Australia is battling an army of rats that have invaded New South Wales and are now advancing into southern Queensland, Victoria and the southern states – damage is already estimated at several million dollars. A new plague epidemic is already afflicting a country that has been hit by unprecedented fires and droughts between 2019 and 2020 and in recent months due to devastating floods as well as the Covid pandemic. This was reported by Australian press sources that document daily rodent infestations with photos and videos posted by residents on social media.

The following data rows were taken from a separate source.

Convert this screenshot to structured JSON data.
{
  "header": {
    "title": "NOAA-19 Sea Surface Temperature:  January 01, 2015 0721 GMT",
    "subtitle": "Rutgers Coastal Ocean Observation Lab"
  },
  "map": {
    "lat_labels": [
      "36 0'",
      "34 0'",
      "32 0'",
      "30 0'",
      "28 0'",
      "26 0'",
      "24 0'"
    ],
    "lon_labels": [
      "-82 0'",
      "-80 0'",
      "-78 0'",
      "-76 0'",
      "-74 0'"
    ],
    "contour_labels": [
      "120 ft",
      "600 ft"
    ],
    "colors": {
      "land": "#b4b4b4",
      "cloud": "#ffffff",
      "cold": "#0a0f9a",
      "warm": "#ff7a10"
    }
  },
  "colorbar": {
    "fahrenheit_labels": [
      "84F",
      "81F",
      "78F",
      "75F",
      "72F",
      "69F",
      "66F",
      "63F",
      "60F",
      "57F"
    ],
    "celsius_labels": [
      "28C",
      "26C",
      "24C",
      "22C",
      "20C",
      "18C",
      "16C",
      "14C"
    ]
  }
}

Summer rains, which brought record floods and crops after years of drought, are the cause of the current scourge. The areas most affected by the drought that have characterized the past few years in particular suffer from it: mice can survive droughts and reproduce quickly when there is plenty of food and water again. The reproductive cycle of mice is early and rapid: they generally begin to breed at six weeks and give birth to six to ten young every 19-21 days. After giving birth, the female can immediately become pregnant with the next litter. Thus, in the most populous state of New South Wales, among the hardest hit by fires, droughts and floods, millions of rats run through the fields and enter homes day and night, devouring all the food they find, damaging clothes and biting people, even the sick in hospital beds, as well as invading classrooms.

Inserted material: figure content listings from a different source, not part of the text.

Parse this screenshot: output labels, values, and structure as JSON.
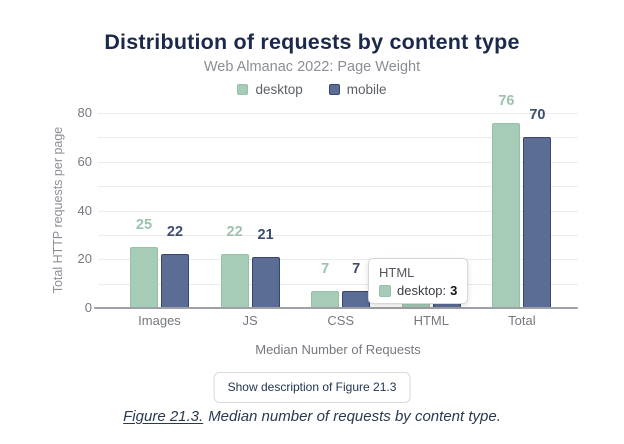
{
  "header": {
    "title": "Distribution of requests by content type",
    "subtitle": "Web Almanac 2022: Page Weight"
  },
  "chart_data": {
    "type": "bar",
    "title": "Distribution of requests by content type",
    "subtitle": "Web Almanac 2022: Page Weight",
    "categories": [
      "Images",
      "JS",
      "CSS",
      "HTML",
      "Total"
    ],
    "series": [
      {
        "name": "desktop",
        "values": [
          25,
          22,
          7,
          3,
          76
        ],
        "color": "#a6cbb7",
        "border_color": "#96c1a8",
        "label_color": "#9cc3ae"
      },
      {
        "name": "mobile",
        "values": [
          22,
          21,
          7,
          2,
          70
        ],
        "color": "#5b6d95",
        "border_color": "#36466c",
        "label_color": "#3c4d70"
      }
    ],
    "xlabel": "Median Number of Requests",
    "ylabel": "Total HTTP requests per page",
    "ylim": [
      0,
      80
    ],
    "yticks": [
      0,
      20,
      40,
      60,
      80
    ],
    "grid_step": 10,
    "grid": true,
    "legend_position": "top",
    "bar_value_labels": true
  },
  "tooltip": {
    "category": "HTML",
    "series": "desktop:",
    "value": "3"
  },
  "footer": {
    "button_label": "Show description of Figure 21.3",
    "caption_link": "Figure 21.3.",
    "caption_text": "Median number of requests by content type."
  },
  "colors": {
    "title_text": "#1b294a",
    "subtitle_text": "#8a8e95",
    "desktop": "#a6cbb7",
    "mobile": "#5b6d95",
    "grid_line": "#ebebef",
    "axis_line": "#9ea0a5",
    "tick_text": "#75787e"
  }
}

Rats cause another, more dangerous, invasion: the invasion of snakes, in particular the species, one of the most venomous, known as the brown snake in eastern Australia. The abundance of rodents, their preferred prey, prevented the natural cycle of hibernation for reptiles that are now ubiquitous, and the constant hunting of mice, on the streets, in homes and stores. If the snakes are well fed, they will multiply more and more, causing fear of a new plague in the coming months. To get rid of what many now consider a real nightmare, citizens are striving hard in the hope that they will be able to get rid of harmful carnivores. First of all, they had to secure their food reserves inside closed boxes and their clothes in enclosed spaces containing a metallic substance that irritated mice. To avoid their nocturnal attack, the feet of the beds are placed in buckets of water or sand, in the hope that the expulsion method will work.

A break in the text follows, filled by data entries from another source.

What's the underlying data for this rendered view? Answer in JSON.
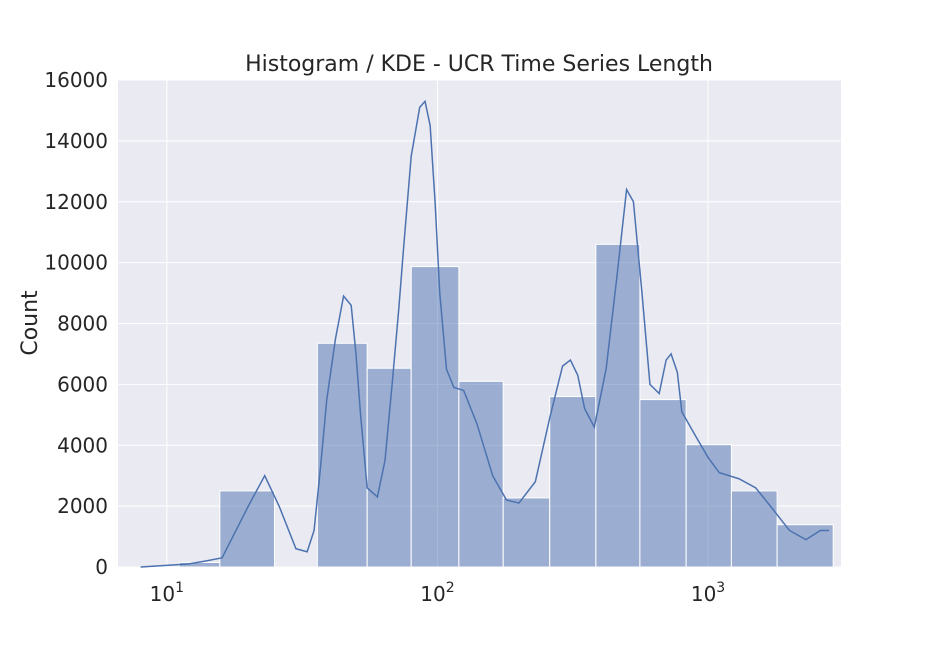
{
  "chart_data": {
    "type": "bar",
    "subtype": "histogram-with-kde",
    "title": "Histogram / KDE - UCR Time Series Length",
    "xlabel": "",
    "ylabel": "Count",
    "xscale": "log",
    "xlim": [
      6.6,
      3100
    ],
    "ylim": [
      0,
      16000
    ],
    "grid": true,
    "background": "#eaeaf2",
    "bar_color": "#4c72b0",
    "line_color": "#4c72b0",
    "yticks": [
      0,
      2000,
      4000,
      6000,
      8000,
      10000,
      12000,
      14000,
      16000
    ],
    "xticks": [
      {
        "value": 10,
        "base": "10",
        "exp": "1"
      },
      {
        "value": 100,
        "base": "10",
        "exp": "2"
      },
      {
        "value": 1000,
        "base": "10",
        "exp": "3"
      }
    ],
    "bins": [
      {
        "left": 7.9,
        "right": 11.1,
        "count": 0
      },
      {
        "left": 11.1,
        "right": 15.7,
        "count": 150
      },
      {
        "left": 15.7,
        "right": 25.0,
        "count": 2500
      },
      {
        "left": 25.0,
        "right": 36.0,
        "count": 0
      },
      {
        "left": 36.0,
        "right": 55.0,
        "count": 7350
      },
      {
        "left": 55.0,
        "right": 80.0,
        "count": 6530
      },
      {
        "left": 80.0,
        "right": 120.0,
        "count": 9870
      },
      {
        "left": 120.0,
        "right": 175.0,
        "count": 6100
      },
      {
        "left": 175.0,
        "right": 260.0,
        "count": 2270
      },
      {
        "left": 260.0,
        "right": 385.0,
        "count": 5600
      },
      {
        "left": 385.0,
        "right": 560.0,
        "count": 10600
      },
      {
        "left": 560.0,
        "right": 830.0,
        "count": 5500
      },
      {
        "left": 830.0,
        "right": 1220.0,
        "count": 4020
      },
      {
        "left": 1220.0,
        "right": 1800.0,
        "count": 2500
      },
      {
        "left": 1800.0,
        "right": 2900.0,
        "count": 1390
      }
    ],
    "kde": {
      "x": [
        8,
        12,
        14,
        16,
        20,
        23,
        26,
        30,
        33,
        35,
        37,
        39,
        42,
        45,
        48,
        50,
        52,
        55,
        60,
        64,
        68,
        72,
        75,
        80,
        86,
        90,
        94,
        98,
        102,
        108,
        115,
        125,
        140,
        160,
        180,
        200,
        230,
        260,
        290,
        310,
        330,
        350,
        380,
        420,
        460,
        500,
        530,
        570,
        610,
        660,
        700,
        730,
        770,
        800,
        900,
        1000,
        1100,
        1300,
        1500,
        1700,
        2000,
        2300,
        2600,
        2800
      ],
      "y": [
        0,
        100,
        200,
        300,
        2000,
        3000,
        2000,
        600,
        500,
        1200,
        3300,
        5500,
        7500,
        8900,
        8600,
        7000,
        5000,
        2600,
        2300,
        3500,
        6000,
        8500,
        10500,
        13500,
        15100,
        15300,
        14500,
        12000,
        9000,
        6500,
        5900,
        5800,
        4700,
        3000,
        2200,
        2100,
        2800,
        4900,
        6600,
        6800,
        6300,
        5200,
        4600,
        6500,
        9500,
        12400,
        12000,
        9000,
        6000,
        5700,
        6800,
        7000,
        6400,
        5100,
        4300,
        3600,
        3100,
        2900,
        2600,
        2000,
        1200,
        900,
        1200,
        1200
      ]
    }
  }
}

Booming in demand, traps and poisons are nowhere to be found in many locations, forcing residents to devise DIY solutions, including water traps, and engaging domestic cats in combat. Bradley Wilshire, a farmer near Dubbo, 400km northwest of Sydney, caught more than 500 mice in one night, then shared details of how he built the bucket trap they got stuck in. Manufacturers of rat bait have also been given permission to double the lethality of their products, although this risks poisoning other animals as well, starting with the cats themselves, which eat poisonous rats. In addition to the physical damage, the emotional and psychological impact of the invasion from which it is difficult to defend oneself is beginning to cause anxiety, the end of which is not envisaged at the moment.